Herr Eumann, in den letzten Wochen häufen sich Meldungen über Personaleinsparungen und Reduzierungen von Angeboten bei Zeitungen. Muss man sich um die deutschen Tageszeitungen mehr Sorgen machen, als es bisher den Anschein hatte?
Marc Jan Eumann: Dazu nur drei aktuelle Beispiele: Die Insolvenz von Teilen der dapd, der Marktaustritt der Nürnberger Abendzeitung und das erstmalige Sinken der Auflage von Tageszeitungen unter die 20-Millionen-Marke im dritten Quartal diesen Jahres. Das zeigt, es geht nicht um ein konjunkturelles, sondern um ein strukturelles Thema. Zwar sind die allermeisten Verlage in ihrem Kernbereich heute noch wirtschaftlich gesund, aber es ist nicht zu übersehen, dass der Trend nach unten zeigt. Und diese Entwicklung muss gestoppt werden, wenn wir Presse- und Meinungsvielfalt erhalten wollen. Ich will das. Deshalb möchte ich nicht erst darauf warten, dass ein traditionsreiches überregionales Blatt vom Markt verschwindet, bevor wir uns fragen, warum man den Verlust nicht hat kommen sehen. Jetzt gibt es noch gute Voraussetzungen, um eine Art Stabilitätspakt zu verabreden, jetzt gilt es zu handeln. Dazu müssen alle Beteiligten bereit sein, über ihren Schatten zu springen und auch Kühe zu schlachten, die früher einmal als „heilig“ galten.

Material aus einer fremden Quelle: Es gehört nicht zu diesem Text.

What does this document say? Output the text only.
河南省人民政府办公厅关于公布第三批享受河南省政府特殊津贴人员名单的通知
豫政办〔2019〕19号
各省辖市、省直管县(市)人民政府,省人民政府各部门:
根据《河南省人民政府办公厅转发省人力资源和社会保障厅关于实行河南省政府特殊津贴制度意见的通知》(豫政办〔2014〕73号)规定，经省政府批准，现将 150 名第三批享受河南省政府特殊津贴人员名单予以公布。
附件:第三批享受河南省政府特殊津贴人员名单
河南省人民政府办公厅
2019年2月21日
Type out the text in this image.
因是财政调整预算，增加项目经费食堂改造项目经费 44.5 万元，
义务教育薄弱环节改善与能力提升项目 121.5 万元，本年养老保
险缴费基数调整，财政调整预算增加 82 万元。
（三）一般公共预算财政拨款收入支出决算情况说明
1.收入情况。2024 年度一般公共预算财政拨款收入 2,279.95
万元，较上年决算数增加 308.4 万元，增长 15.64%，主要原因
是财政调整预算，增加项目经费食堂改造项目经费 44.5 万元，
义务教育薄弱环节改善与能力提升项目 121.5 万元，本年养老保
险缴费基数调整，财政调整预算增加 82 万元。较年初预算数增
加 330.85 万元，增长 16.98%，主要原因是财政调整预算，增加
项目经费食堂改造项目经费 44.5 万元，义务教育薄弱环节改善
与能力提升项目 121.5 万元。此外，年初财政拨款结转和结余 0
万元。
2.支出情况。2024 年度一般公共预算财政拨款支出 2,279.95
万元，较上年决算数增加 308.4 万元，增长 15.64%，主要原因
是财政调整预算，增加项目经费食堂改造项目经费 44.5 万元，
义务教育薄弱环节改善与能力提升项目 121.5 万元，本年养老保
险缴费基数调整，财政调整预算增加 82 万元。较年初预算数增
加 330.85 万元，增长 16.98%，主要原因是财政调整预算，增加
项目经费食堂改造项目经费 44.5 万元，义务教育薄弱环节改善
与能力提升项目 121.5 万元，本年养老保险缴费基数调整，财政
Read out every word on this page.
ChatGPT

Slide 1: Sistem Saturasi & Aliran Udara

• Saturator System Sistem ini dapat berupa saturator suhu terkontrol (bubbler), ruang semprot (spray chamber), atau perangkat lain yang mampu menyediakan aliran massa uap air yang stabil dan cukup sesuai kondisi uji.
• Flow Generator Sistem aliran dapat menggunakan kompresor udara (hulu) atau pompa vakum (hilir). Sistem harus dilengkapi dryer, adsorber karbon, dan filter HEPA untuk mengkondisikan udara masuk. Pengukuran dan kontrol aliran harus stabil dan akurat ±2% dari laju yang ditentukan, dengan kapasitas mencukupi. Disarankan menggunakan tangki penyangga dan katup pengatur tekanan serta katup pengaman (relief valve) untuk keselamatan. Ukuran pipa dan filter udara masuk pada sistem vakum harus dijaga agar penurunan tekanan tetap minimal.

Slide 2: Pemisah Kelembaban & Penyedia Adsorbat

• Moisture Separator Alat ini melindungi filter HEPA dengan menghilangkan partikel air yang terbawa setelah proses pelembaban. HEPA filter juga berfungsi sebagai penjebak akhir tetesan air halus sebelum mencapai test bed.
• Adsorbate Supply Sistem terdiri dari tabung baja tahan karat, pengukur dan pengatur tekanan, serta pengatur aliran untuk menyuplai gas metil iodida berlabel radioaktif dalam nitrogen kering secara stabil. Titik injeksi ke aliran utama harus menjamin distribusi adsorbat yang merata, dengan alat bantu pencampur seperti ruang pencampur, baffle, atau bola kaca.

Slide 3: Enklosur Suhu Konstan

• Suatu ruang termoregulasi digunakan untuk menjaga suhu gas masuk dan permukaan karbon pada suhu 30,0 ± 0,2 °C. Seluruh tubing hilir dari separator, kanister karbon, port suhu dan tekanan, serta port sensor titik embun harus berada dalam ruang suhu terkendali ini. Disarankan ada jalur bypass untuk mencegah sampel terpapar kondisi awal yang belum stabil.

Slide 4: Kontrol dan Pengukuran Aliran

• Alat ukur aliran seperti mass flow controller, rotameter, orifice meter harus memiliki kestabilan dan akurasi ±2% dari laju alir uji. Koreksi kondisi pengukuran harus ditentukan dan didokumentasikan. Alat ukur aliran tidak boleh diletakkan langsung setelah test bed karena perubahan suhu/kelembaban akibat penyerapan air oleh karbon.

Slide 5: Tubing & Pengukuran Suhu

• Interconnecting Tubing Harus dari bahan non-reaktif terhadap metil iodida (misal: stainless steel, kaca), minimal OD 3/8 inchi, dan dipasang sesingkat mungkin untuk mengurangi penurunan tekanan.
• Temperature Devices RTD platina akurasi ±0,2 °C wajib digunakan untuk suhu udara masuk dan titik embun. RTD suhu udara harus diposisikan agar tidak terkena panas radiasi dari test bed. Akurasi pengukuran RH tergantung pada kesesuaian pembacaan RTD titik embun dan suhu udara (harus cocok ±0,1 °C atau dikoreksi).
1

Sehen Sie Handlungsbedarf und Handlungsmöglichkeiten durch die Politik?
Marc Jan Eumann: Beides. Aber zunächst sind die unmittelbar Beteiligten, also Verlage, Redaktionen, Gewerkschaften selbst gefordert. Sie haben viel in die Waagschale zu werfen: Kompetenz für Inhalte, für Organisation und Vertrieb sowie wirtschaftliches Know-How. Bei vielen Aspekten gibt es schon Kooperationen. Einige Beteiligte können und müssten mehr aus ihrer Erfahrung machen. Vor allem Lokal- und Regionalzeitungen besitzen eine hohe Kompetenz und eine hohe Glaubwürdigkeit. Beides sind beste Voraussetzungen dafür, dass Zeitungen als Marken auch in der digitalen Welt erfolgreich bleiben.
Das allein wird aber – nicht zuletzt mit Blick auf die Entwicklung in den USA – nicht reichen, um einen weiteren Niedergang zu vermeiden. Die Gesellschaft insgesamt darf nicht abseits stehen und muss sich fragen, wie viel Vielfalt wollen wir – und was ist uns das wert? Ich bin überzeugt, dass wir da nicht knausern dürfen. Denn: wenn es den Medien schlecht geht, steht es auch mit der Demokratie nicht zum Besten. Also lohnen Aufwand, Mühe und Streit, über gute Lösungen, die von vielen, am besten von so vielen wie möglich getragen werden.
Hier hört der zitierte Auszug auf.